Germany’s Saudi export ban risks BAE orders. A German ban on arms exports to Saudi Arabia over the Jamal Khashoggi scandal could blow a £2.5 billion hole in the accounts of BAE Systems (BA.) and scupper a £5 billion order for 48 Eurofighter Typhoons, potentially putting thousands of jobs at risk. Shares in the British defence company fell nearly 8% yesterday, taking them close to 3½-year lows, because of concerns over contracts with Saudi Arabia, its largest customer after the British and US governments. BAE works with the German arm of Airbus on production of the Typhoon fighter jets and a third of components for the aircraft come from Germany.

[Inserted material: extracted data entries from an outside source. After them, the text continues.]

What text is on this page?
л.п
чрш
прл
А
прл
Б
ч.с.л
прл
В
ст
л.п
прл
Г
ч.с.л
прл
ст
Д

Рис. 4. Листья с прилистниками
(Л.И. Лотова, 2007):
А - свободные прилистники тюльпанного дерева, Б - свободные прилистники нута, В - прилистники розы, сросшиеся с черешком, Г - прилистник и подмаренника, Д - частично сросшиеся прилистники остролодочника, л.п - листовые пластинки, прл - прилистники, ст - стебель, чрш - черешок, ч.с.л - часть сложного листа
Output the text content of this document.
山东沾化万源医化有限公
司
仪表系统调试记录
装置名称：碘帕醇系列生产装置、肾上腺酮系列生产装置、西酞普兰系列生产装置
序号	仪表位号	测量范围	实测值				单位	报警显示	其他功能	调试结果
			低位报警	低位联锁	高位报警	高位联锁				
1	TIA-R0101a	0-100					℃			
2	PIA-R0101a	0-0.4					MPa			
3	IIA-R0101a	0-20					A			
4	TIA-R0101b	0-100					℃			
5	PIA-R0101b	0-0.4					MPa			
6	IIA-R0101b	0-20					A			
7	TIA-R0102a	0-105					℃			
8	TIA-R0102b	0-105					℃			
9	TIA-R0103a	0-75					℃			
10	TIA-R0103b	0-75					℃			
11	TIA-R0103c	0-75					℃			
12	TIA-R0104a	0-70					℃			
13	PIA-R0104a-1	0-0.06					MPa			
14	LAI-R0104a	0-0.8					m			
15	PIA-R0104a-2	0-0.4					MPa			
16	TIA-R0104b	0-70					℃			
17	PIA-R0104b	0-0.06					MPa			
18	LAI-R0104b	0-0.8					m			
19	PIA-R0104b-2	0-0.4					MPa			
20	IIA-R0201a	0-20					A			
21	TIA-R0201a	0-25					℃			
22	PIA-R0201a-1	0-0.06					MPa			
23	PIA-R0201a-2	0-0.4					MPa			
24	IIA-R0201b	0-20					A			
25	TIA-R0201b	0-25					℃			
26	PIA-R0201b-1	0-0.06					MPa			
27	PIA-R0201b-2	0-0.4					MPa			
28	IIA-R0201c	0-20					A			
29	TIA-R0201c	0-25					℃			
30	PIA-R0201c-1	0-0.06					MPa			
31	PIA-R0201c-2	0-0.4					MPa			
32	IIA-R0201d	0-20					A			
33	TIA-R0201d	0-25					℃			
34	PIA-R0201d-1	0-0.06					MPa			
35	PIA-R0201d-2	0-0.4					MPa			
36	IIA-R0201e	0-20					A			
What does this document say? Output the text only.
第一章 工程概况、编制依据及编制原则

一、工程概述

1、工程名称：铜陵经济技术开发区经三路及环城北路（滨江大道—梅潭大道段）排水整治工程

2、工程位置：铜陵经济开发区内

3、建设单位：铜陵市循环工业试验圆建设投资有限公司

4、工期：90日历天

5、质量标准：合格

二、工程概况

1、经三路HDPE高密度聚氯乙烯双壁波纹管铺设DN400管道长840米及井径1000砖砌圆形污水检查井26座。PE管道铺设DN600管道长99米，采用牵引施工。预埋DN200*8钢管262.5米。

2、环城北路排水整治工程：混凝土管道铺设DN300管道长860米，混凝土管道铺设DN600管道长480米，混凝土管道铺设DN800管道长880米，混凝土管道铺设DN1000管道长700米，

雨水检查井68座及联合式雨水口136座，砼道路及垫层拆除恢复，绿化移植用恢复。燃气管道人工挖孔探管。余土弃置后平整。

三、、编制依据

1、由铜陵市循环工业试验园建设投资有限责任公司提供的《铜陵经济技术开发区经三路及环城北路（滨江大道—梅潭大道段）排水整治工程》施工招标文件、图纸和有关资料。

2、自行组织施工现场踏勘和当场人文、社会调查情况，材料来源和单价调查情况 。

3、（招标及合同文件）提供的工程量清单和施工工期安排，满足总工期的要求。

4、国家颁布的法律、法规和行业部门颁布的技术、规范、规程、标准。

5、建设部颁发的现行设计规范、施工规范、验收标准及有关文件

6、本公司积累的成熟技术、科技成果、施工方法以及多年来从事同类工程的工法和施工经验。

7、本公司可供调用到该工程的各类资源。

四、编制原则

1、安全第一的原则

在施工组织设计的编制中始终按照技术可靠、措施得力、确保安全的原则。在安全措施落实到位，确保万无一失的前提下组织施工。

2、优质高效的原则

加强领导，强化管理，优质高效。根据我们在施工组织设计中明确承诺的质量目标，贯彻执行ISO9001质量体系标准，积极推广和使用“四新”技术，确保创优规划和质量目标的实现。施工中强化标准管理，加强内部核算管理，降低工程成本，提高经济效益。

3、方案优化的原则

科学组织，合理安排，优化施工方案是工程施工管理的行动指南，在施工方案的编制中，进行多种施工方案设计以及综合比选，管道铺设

Barclays delivers snub to Bramson as investment bank faith pays off. The management of Barclays (BARC) has strengthened its case against its activist investor by announcing expectations-beating results from its investment bank while its board made a unanimous call to block Edward Bramson from winning a seat. Shares in the lender jumped more than 3% yesterday before falling back after it posted a 26% increase in annual pre-tax profit in its corporate and investment bank, boosted by a 25% rise in income from the equities division. The results were better than most other European banks, which were badly hit by market turmoil in December. Jes Staley, Barclays’ chief executive, said the UK bank’s results reflected its commitment to the investment bank and improvements in its technology. It would be “irresponsible” to damage the franchise, Mr Staley, 62, said.
Flybe Group (FLYB) operations bought up. A consortium led by Virgin Atlantic, Stobart Group Ltd. (STOB) and Cyrus Capital, the American private equity firm, last night completed the purchase of Flybe’s operations. The bidders, who call themselves Connect Airways, have paid £2.8 million for the troubled regional airline’s aviation and digital operations. The Exeter-based airline is now a shell company with no subsidiaries and no major assets. The remaining cash will be used to cover rundown costs and shareholders will be able to vote on whether to receive 1p per share on March 4.
Go-Ahead Group gets back on track. Improvements in the performance of the ill-starred Thameslink and Southern Railway train services are helping Go-Ahead Group (GOG) to rebound from the loss of its London Midland franchise. Go-Ahead yesterday reported a 44% year-on-year fall in pre-tax profits for the half-year to December 29 to £44 million. This was mostly due to the Department for Transport’s (DfT) decision in 2017 to relieve it of the London Midland franchise, which runs services between Birmingham and the capital, but it took a hit from its Govia Thameslink Railway (GTR) services in the southeast. GTR and, specifically, Southern has been one of the causes célèbres of the crisis on the railways in recent years.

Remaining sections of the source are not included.